Tuesday, February 1, 2011

New York Times: How Meditation Changes the Brain

The New York Times published an article today on a recent study that provides further evidence that regular meditation practice  affects the brain. Compared to a control group, people who meditated 30 minutes a day for 8 weeks showed changes in brain gray-matter density. The affected regions of the brain are associated with memory, stress, empathy, and what they call "sense of self."

The research article was published in Psychiatry Research: Neuroimaging. Dr. Britta Hölzel, a psychologist at Mass General and Harvard Medical School, is first author. (Coincidentally, I printed out a copy of the article last week but haven't had a chance to look at it yet. I guess I'll move it up in my queue and will hopefully post a summary within the next few weeks.) According to the article:Times

M.R.I. brain scans taken before and after the participants’ meditation regimen found increased gray matter in the hippocampus, an area important for learning and memory. The images also showed a reduction of gray matter in the amygdala, a region connected to anxiety and stress. A control group that did not practice meditation showed no such changes.

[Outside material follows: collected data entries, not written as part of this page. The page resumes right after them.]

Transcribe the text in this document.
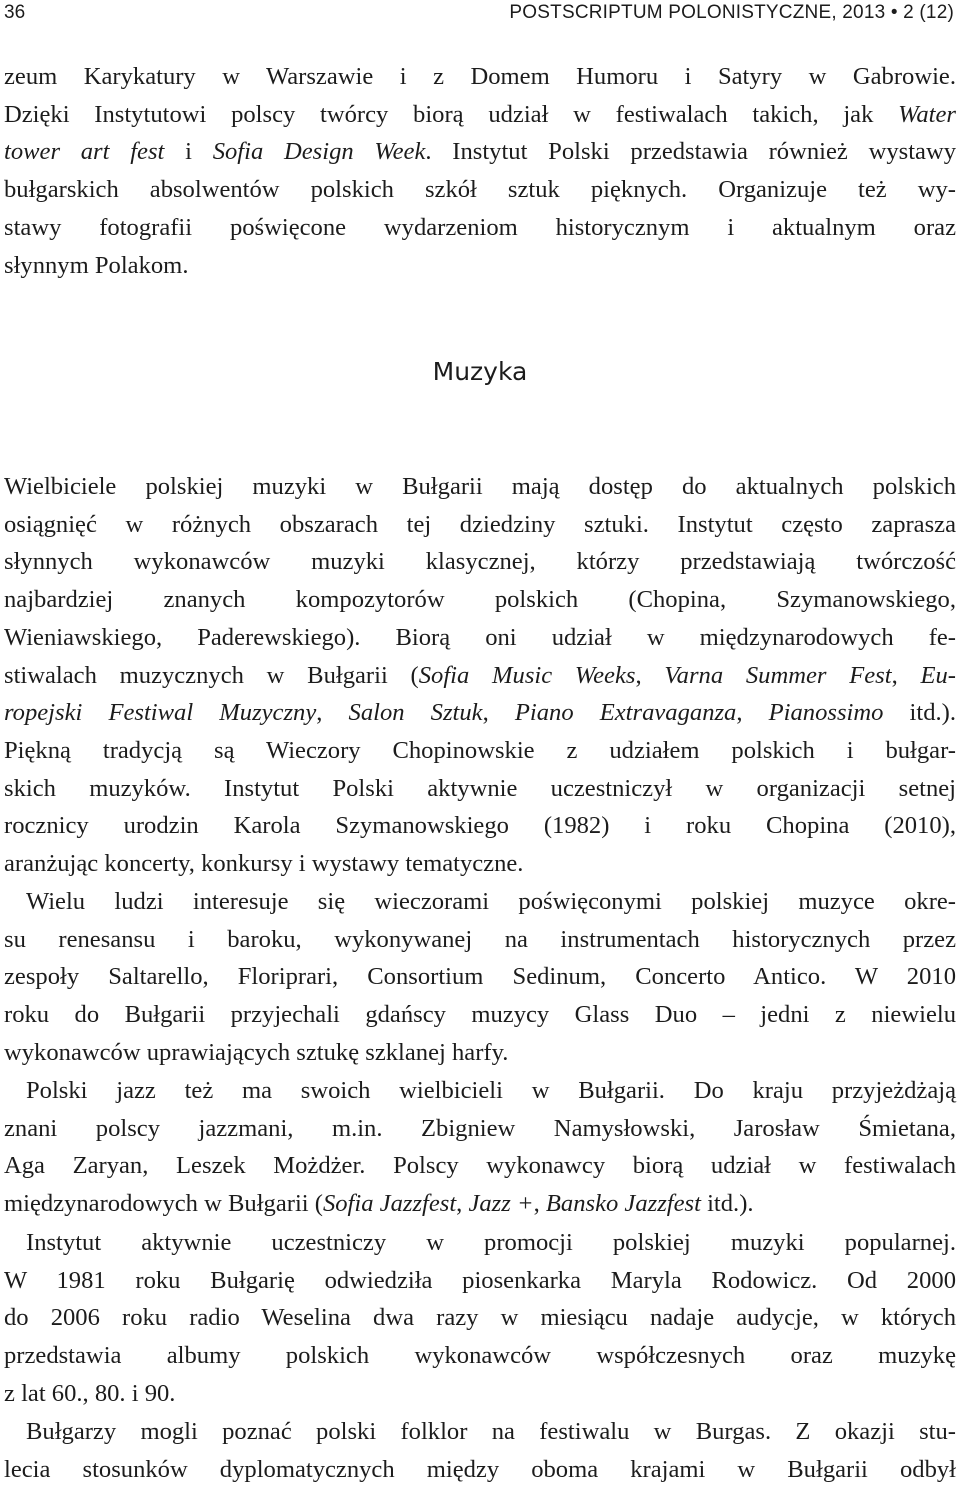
36	POSTSCRIPTUM POLONISTYCZNE, 2013 • 2 (12)

zeum Karykatury w Warszawie i z Domem Humoru i Satyry w Gabrowie.
Dzięki Instytutowi polscy twórcy biorą udział w festiwalach takich, jak Water
tower art fest i Sofia Design Week. Instytut Polski przedstawia również wystawy
bułgarskich absolwentów polskich szkół sztuk pięknych. Organizuje też wy-
stawy fotografii poświęcone wydarzeniom historycznym i aktualnym oraz
słynnym Polakom.

Muzyka

Wielbiciele polskiej muzyki w Bułgarii mają dostęp do aktualnych polskich
osiągnięć w różnych obszarach tej dziedziny sztuki. Instytut często zaprasza
słynnych wykonawców muzyki klasycznej, którzy przedstawiają twórczość
najbardziej znanych kompozytorów polskich (Chopina, Szymanowskiego,
Wieniawskiego, Paderewskiego). Biorą oni udział w międzynarodowych fe-
stiwalach muzycznych w Bułgarii (Sofia Music Weeks, Varna Summer Fest, Eu-
ropejski Festiwal Muzyczny, Salon Sztuk, Piano Extravaganza, Pianossimo itd.).
Piękną tradycją są Wieczory Chopinowskie z udziałem polskich i bułgar-
skich muzyków. Instytut Polski aktywnie uczestniczył w organizacji setnej
rocznicy urodzin Karola Szymanowskiego (1982) i roku Chopina (2010),
aranżując koncerty, konkursy i wystawy tematyczne.

Wielu ludzi interesuje się wieczorami poświęconymi polskiej muzyce okre-
su renesansu i baroku, wykonywanej na instrumentach historycznych przez
zespoły Saltarello, Floriprari, Consortium Sedinum, Concerto Antico. W 2010
roku do Bułgarii przyjechali gdańscy muzycy Glass Duo – jedni z niewielu
wykonawców uprawiających sztukę szklanej harfy.

Polski jazz też ma swoich wielbicieli w Bułgarii. Do kraju przyjeżdżają
znani polscy jazzmani, m.in. Zbigniew Namysłowski, Jarosław Śmietana,
Aga Zaryan, Leszek Możdżer. Polscy wykonawcy biorą udział w festiwalach
międzynarodowych w Bułgarii (Sofia Jazzfest, Jazz +, Bansko Jazzfest itd.).

Instytut aktywnie uczestniczy w promocji polskiej muzyki popularnej.
W 1981 roku Bułgarię odwiedziła piosenkarka Maryla Rodowicz. Od 2000
do 2006 roku radio Weselina dwa razy w miesiącu nadaje audycje, w których
przedstawia albumy polskich wykonawców współczesnych oraz muzykę
z lat 60., 80. i 90.

Bułgarzy mogli poznać polski folklor na festiwalu w Burgas. Z okazji stu-
lecia stosunków dyplomatycznych między oboma krajami w Bułgarii odbył
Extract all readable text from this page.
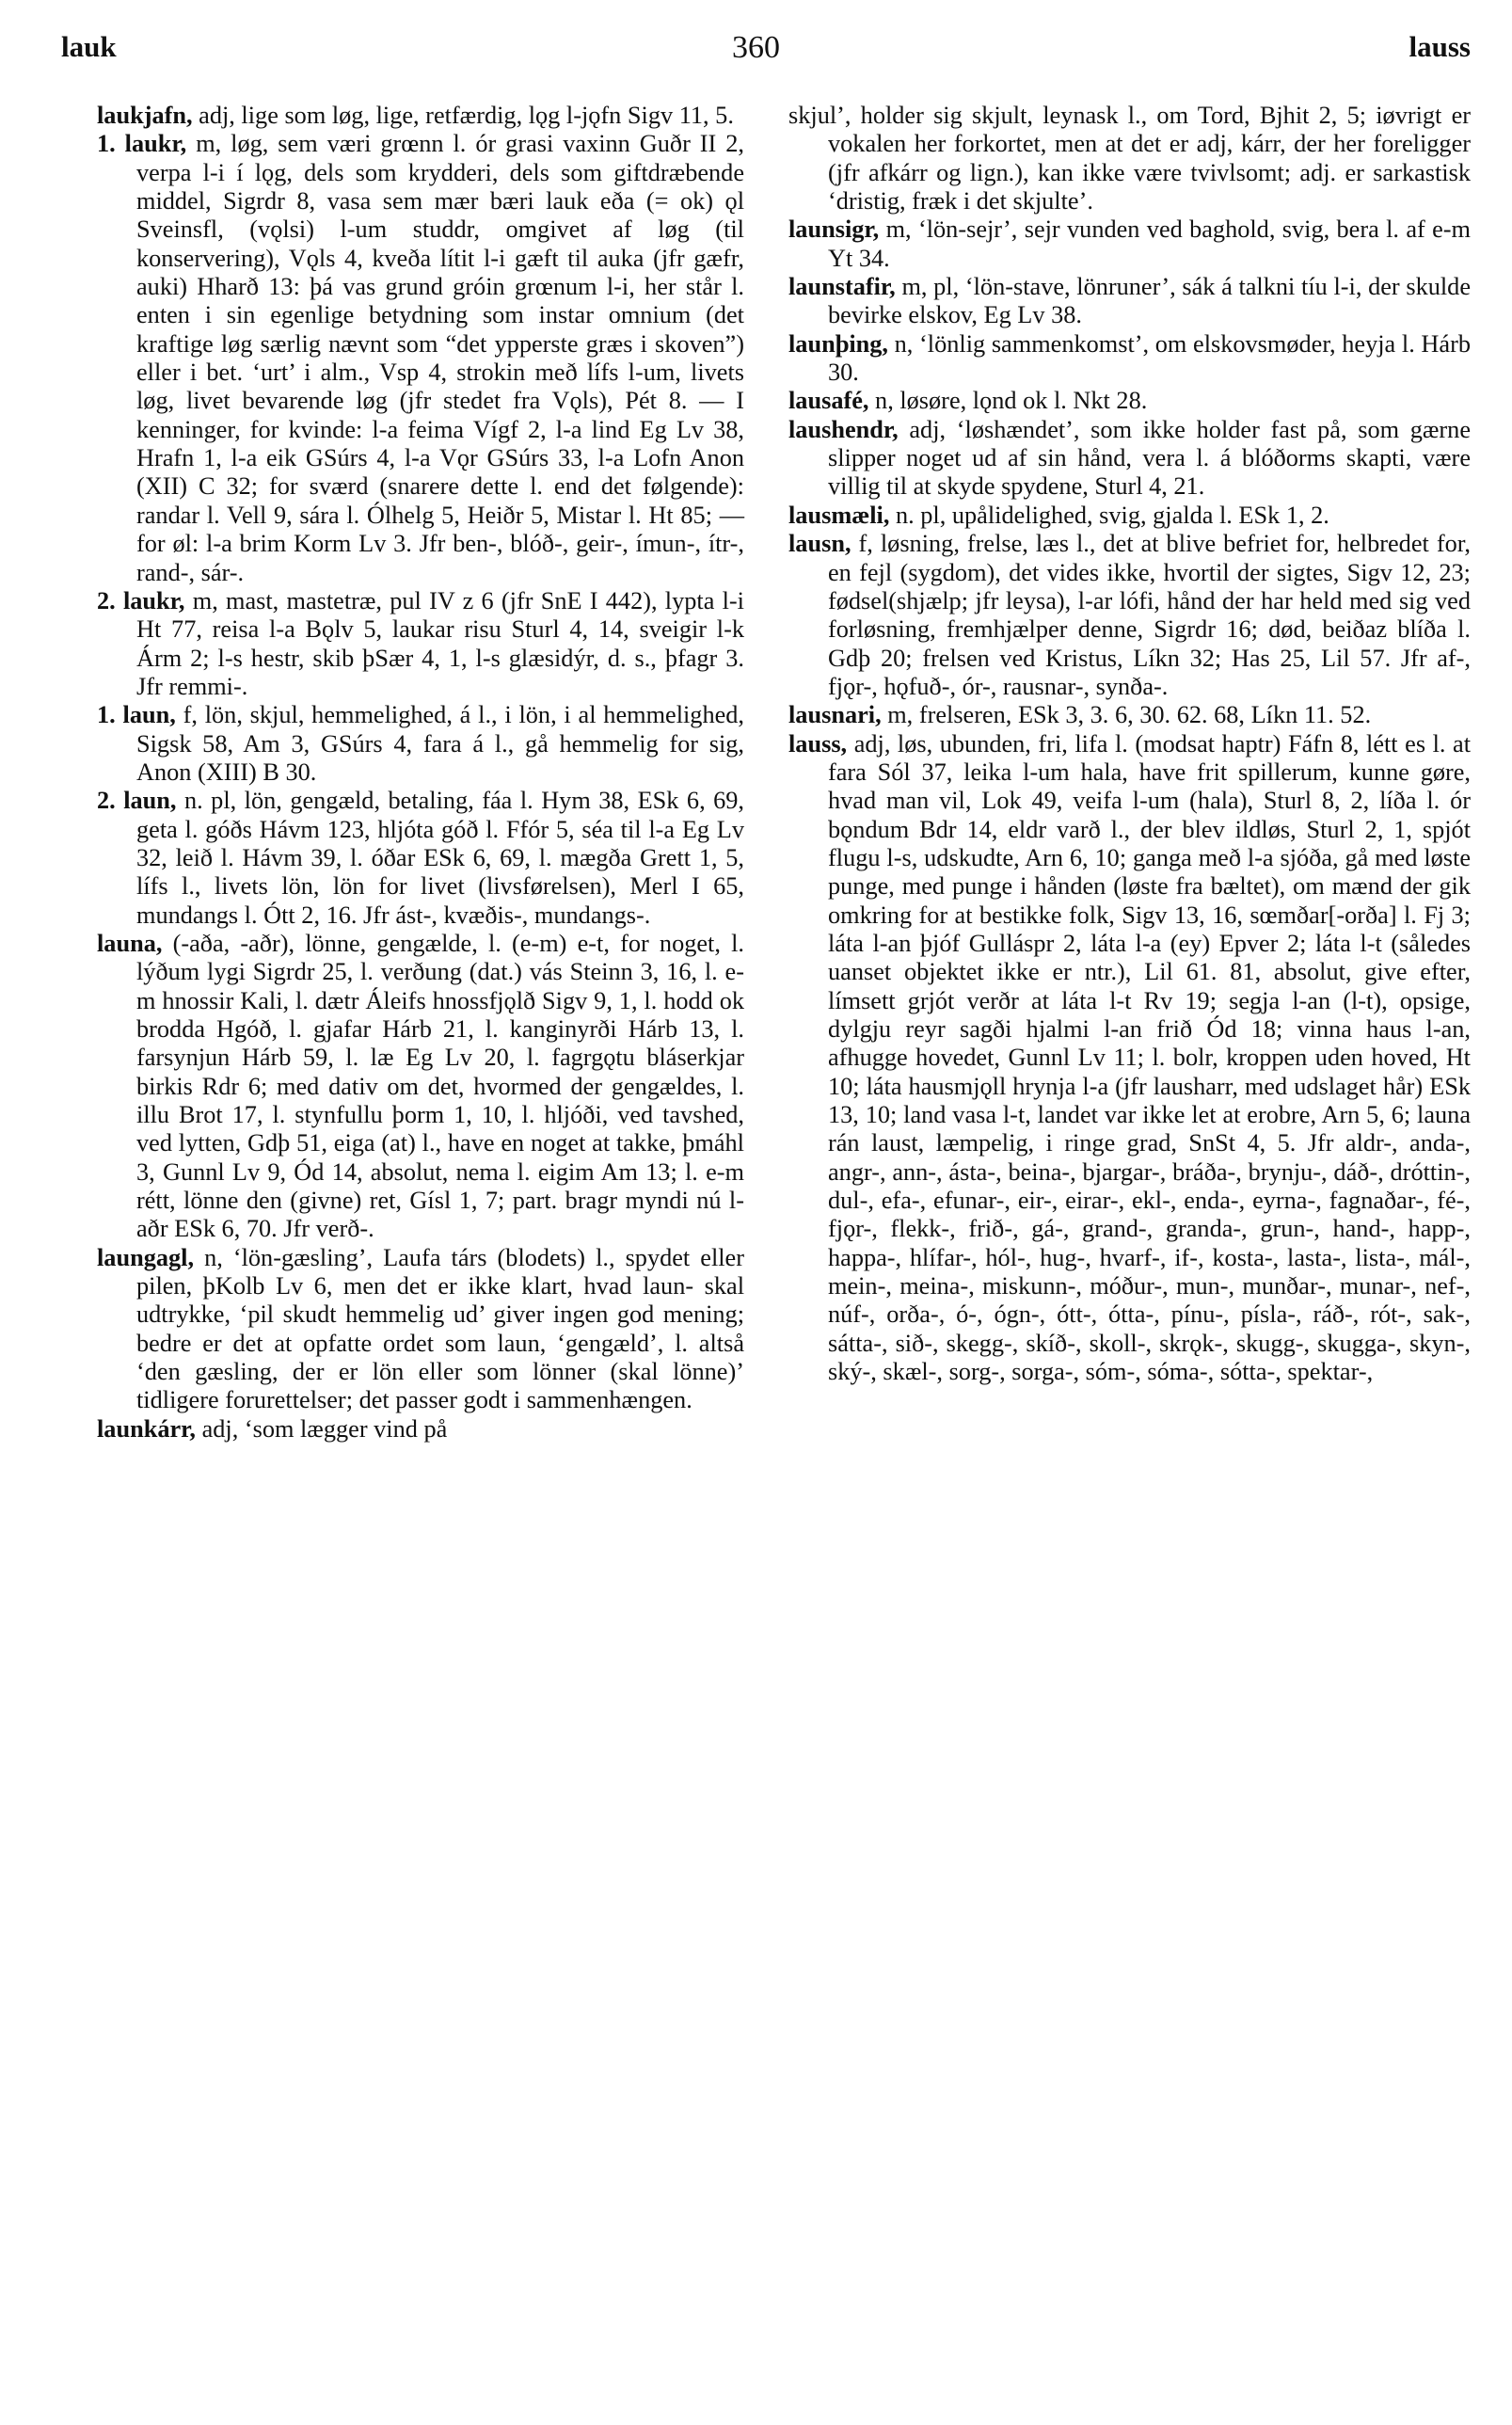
lauk	360	lauss

laukjafn, adj, lige som løg, lige, retfærdig, lǫg l-jǫfn Sigv 11, 5.

1. laukr, m, løg, sem væri grœnn l. ór grasi vaxinn Guðr II 2, verpa l-i í lǫg, dels som krydderi, dels som giftdræbende middel, Sigrdr 8, vasa sem mær bæri lauk eða (= ok) ǫl Sveinsfl, (vǫlsi) l-um studdr, omgivet af løg (til konservering), Vǫls 4, kveða lítit l-i gæft til auka (jfr gæfr, auki) Hharð 13: þá vas grund gróin grœnum l-i, her står l. enten i sin egenlige betydning som instar omnium (det kraftige løg særlig nævnt som “det ypperste græs i skoven”) eller i bet. ‘urt’ i alm., Vsp 4, strokin með lífs l-um, livets løg, livet bevarende løg (jfr stedet fra Vǫls), Pét 8. — I kenninger, for kvinde: l-a feima Vígf 2, l-a lind Eg Lv 38, Hrafn 1, l-a eik GSúrs 4, l-a Vǫr GSúrs 33, l-a Lofn Anon (XII) C 32; for sværd (snarere dette l. end det følgende): randar l. Vell 9, sára l. Ólhelg 5, Heiðr 5, Mistar l. Ht 85; — for øl: l-a brim Korm Lv 3. Jfr ben-, blóð-, geir-, ímun-, ítr-, rand-, sár-.

2. laukr, m, mast, mastetræ, pul IV z 6 (jfr SnE I 442), lypta l-i Ht 77, reisa l-a Bǫlv 5, laukar risu Sturl 4, 14, sveigir l-k Árm 2; l-s hestr, skib þSær 4, 1, l-s glæsidýr, d. s., þfagr 3. Jfr remmi-.

1. laun, f, lön, skjul, hemmelighed, á l., i lön, i al hemmelighed, Sigsk 58, Am 3, GSúrs 4, fara á l., gå hemmelig for sig, Anon (XIII) B 30.

2. laun, n. pl, lön, gengæld, betaling, fáa l. Hym 38, ESk 6, 69, geta l. góðs Hávm 123, hljóta góð l. Ffór 5, séa til l-a Eg Lv 32, leið l. Hávm 39, l. óðar ESk 6, 69, l. mægða Grett 1, 5, lífs l., livets lön, lön for livet (livsførelsen), Merl I 65, mundangs l. Ótt 2, 16. Jfr ást-, kvæðis-, mundangs-.

launa, (-aða, -aðr), lönne, gengælde, l. (e-m) e-t, for noget, l. lýðum lygi Sigrdr 25, l. verðung (dat.) vás Steinn 3, 16, l. e-m hnossir Kali, l. dætr Áleifs hnossfjǫlð Sigv 9, 1, l. hodd ok brodda Hgóð, l. gjafar Hárb 21, l. kanginyrði Hárb 13, l. farsynjun Hárb 59, l. læ Eg Lv 20, l. fagrgǫtu bláserkjar birkis Rdr 6; med dativ om det, hvormed der gengældes, l. illu Brot 17, l. stynfullu þorm 1, 10, l. hljóði, ved tavshed, ved lytten, Gdþ 51, eiga (at) l., have en noget at takke, þmáhl 3, Gunnl Lv 9, Ód 14, absolut, nema l. eigim Am 13; l. e-m rétt, lönne den (givne) ret, Gísl 1, 7; part. bragr myndi nú l-aðr ESk 6, 70. Jfr verð-.

laungagl, n, ‘lön-gæsling’, Laufa társ (blodets) l., spydet eller pilen, þKolb Lv 6, men det er ikke klart, hvad laun- skal udtrykke, ‘pil skudt hemmelig ud’ giver ingen god mening; bedre er det at opfatte ordet som laun, ‘gengæld’, l. altså ‘den gæsling, der er lön eller som lönner (skal lönne)’ tidligere forurettelser; det passer godt i sammenhængen.

launkárr, adj, ‘som lægger vind på

skjul’, holder sig skjult, leynask l., om Tord, Bjhit 2, 5; iøvrigt er vokalen her forkortet, men at det er adj, kárr, der her foreligger (jfr afkárr og lign.), kan ikke være tvivlsomt; adj. er sarkastisk ‘dristig, fræk i det skjulte’.

launsigr, m, ‘lön-sejr’, sejr vunden ved baghold, svig, bera l. af e-m Yt 34.

launstafir, m, pl, ‘lön-stave, lönruner’, sák á talkni tíu l-i, der skulde bevirke elskov, Eg Lv 38.

launþing, n, ‘lönlig sammenkomst’, om elskovsmøder, heyja l. Hárb 30.

lausafé, n, løsøre, lǫnd ok l. Nkt 28.

laushendr, adj, ‘løshændet’, som ikke holder fast på, som gærne slipper noget ud af sin hånd, vera l. á blóðorms skapti, være villig til at skyde spydene, Sturl 4, 21.

lausmæli, n. pl, upålidelighed, svig, gjalda l. ESk 1, 2.

lausn, f, løsning, frelse, læs l., det at blive befriet for, helbredet for, en fejl (sygdom), det vides ikke, hvortil der sigtes, Sigv 12, 23; fødsel(shjælp; jfr leysa), l-ar lófi, hånd der har held med sig ved forløsning, fremhjælper denne, Sigrdr 16; død, beiðaz blíða l. Gdþ 20; frelsen ved Kristus, Líkn 32; Has 25, Lil 57. Jfr af-, fjǫr-, hǫfuð-, ór-, rausnar-, synða-.

lausnari, m, frelseren, ESk 3, 3. 6, 30. 62. 68, Líkn 11. 52.

lauss, adj, løs, ubunden, fri, lifa l. (modsat haptr) Fáfn 8, létt es l. at fara Sól 37, leika l-um hala, have frit spillerum, kunne gøre, hvad man vil, Lok 49, veifa l-um (hala), Sturl 8, 2, líða l. ór bǫndum Bdr 14, eldr varð l., der blev ildløs, Sturl 2, 1, spjót flugu l-s, udskudte, Arn 6, 10; ganga með l-a sjóða, gå med løste punge, med punge i hånden (løste fra bæltet), om mænd der gik omkring for at bestikke folk, Sigv 13, 16, sœmðar[-orða] l. Fj 3; láta l-an þjóf Gulláspr 2, láta l-a (ey) Epver 2; láta l-t (således uanset objektet ikke er ntr.), Lil 61. 81, absolut, give efter, límsett grjót verðr at láta l-t Rv 19; segja l-an (l-t), opsige, dylgju reyr sagði hjalmi l-an frið Ód 18; vinna haus l-an, afhugge hovedet, Gunnl Lv 11; l. bolr, kroppen uden hoved, Ht 10; láta hausmjǫll hrynja l-a (jfr lausharr, med udslaget hår) ESk 13, 10; land vasa l-t, landet var ikke let at erobre, Arn 5, 6; launa rán laust, læmpelig, i ringe grad, SnSt 4, 5. Jfr aldr-, anda-, angr-, ann-, ásta-, beina-, bjargar-, bráða-, brynju-, dáð-, dróttin-, dul-, efa-, efunar-, eir-, eirar-, ekl-, enda-, eyrna-, fagnaðar-, fé-, fjǫr-, flekk-, frið-, gá-, grand-, granda-, grun-, hand-, happ-, happa-, hlífar-, hól-, hug-, hvarf-, if-, kosta-, lasta-, lista-, mál-, mein-, meina-, miskunn-, móður-, mun-, munðar-, munar-, nef-, núf-, orða-, ó-, ógn-, ótt-, ótta-, pínu-, písla-, ráð-, rót-, sak-, sátta-, sið-, skegg-, skíð-, skoll-, skrǫk-, skugg-, skugga-, skyn-, ský-, skæl-, sorg-, sorga-, sóm-, sóma-, sótta-, spektar-,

I've written about changes in gray matter in meditators in a previous post, in which long-term meditators showed greater cortical thickness compared to non-meditators matched for age. A major difference between this study and those others is that the other studies looked at samples of experienced meditators whereas this study involved people who practed meditation for only 8 weeks! The article mentions a control group, but I wasn't clear if people were randomly assigned to either the control or meditation group. I'm really looking forward to reading the original article now! (UPDATE: I've since posted on the original article here.)